Gillian Golden, CEO of the Independent British Vape Trade Association (IBVTA) agrees with this view. “Disposable vapes have helped a huge number of adult smokers break the habit. We’ve seen that over the past 18 months, and it’s one of the reasons we’ve had one of the lowest smoking rates ever in the country. But Golden remains skeptical of the disposable nature of the Elf Bar and similar single-use products – like the Elf Bar’s clumsier sibling, the Geek Bar. “There are cheaper ways to vape with a refillable, refillable device that’s better for the planet,” she says. These are products like the Innokin EQ FLTR that come with 100% biodegradable filter tips, or e-cigarette products with longer battery life, like the Aspire Pockex.
Vaping, however, is as unchic as it was when Ethan Bradberry paraded through New York City – it’s just that Gen Zers are happily embracing the stickiness (and flaws) of devices. Vapes fail to replicate the elegance of smoking a cigarette. Remember Scarlett Johansson lights up effortlessly in Match point, and perch the vessel on her pursed lips? You won’t get that here. With their brightly colored highlighter pen aesthetic, Elf Bars just don’t evoke the same sweetness. Generation Z vapers know this. They are aware that smoking something that looks like a stationary object is extremely inelegant. They are aware that it is excessive to buy several bars each week. They are aware that the long-term effects of the Elf Bar are still unclear. They embrace it proudly, if slightly ironically.

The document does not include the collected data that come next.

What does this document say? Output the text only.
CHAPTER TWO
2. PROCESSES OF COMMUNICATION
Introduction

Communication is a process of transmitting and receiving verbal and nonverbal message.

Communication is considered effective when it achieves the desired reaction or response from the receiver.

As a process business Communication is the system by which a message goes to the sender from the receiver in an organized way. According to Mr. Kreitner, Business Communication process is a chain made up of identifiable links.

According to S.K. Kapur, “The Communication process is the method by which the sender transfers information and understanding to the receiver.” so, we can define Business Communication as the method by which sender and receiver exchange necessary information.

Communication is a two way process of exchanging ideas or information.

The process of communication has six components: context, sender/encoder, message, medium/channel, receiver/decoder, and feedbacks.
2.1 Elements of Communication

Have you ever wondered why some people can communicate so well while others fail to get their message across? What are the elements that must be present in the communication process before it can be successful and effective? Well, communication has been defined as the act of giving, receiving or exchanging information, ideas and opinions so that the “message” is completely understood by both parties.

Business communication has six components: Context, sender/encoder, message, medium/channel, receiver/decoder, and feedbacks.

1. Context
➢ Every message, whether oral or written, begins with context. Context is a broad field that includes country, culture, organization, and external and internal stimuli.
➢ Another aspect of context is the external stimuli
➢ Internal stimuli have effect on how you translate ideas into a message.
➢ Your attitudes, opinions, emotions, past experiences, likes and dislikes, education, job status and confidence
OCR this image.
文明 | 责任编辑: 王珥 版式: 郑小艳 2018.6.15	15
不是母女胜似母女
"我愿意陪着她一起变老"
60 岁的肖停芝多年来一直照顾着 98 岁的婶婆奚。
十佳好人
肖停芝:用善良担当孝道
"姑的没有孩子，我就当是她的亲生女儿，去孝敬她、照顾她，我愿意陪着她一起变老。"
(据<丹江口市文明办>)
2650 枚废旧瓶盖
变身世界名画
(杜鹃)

The EU is currently trying to ban flavored vapes, while 18+ devices end up in the hands of children. But Gen Z’s nihilistic embrace of Elf Bars has transformed vaping from one of the most derided ways to pass the time into an essential accessory. Even non-smokers are getting into it. But behind the popularity of the pens, vapers are slowly beginning to question their attachment. Ali, along with his group of friends who also love Elf Bars, have all tried to break the habit, but continue to be drawn to new flavors. “The scary thing about Elf Bars is because it’s a new craze, we don’t even know the long-term effects,” he says curiously.
While it’s not entirely clear whether Ali is trying to convince me or himself, he seems determined to give up disposable vaping and change his lifestyle. “I know I can and will quit whenever I want.”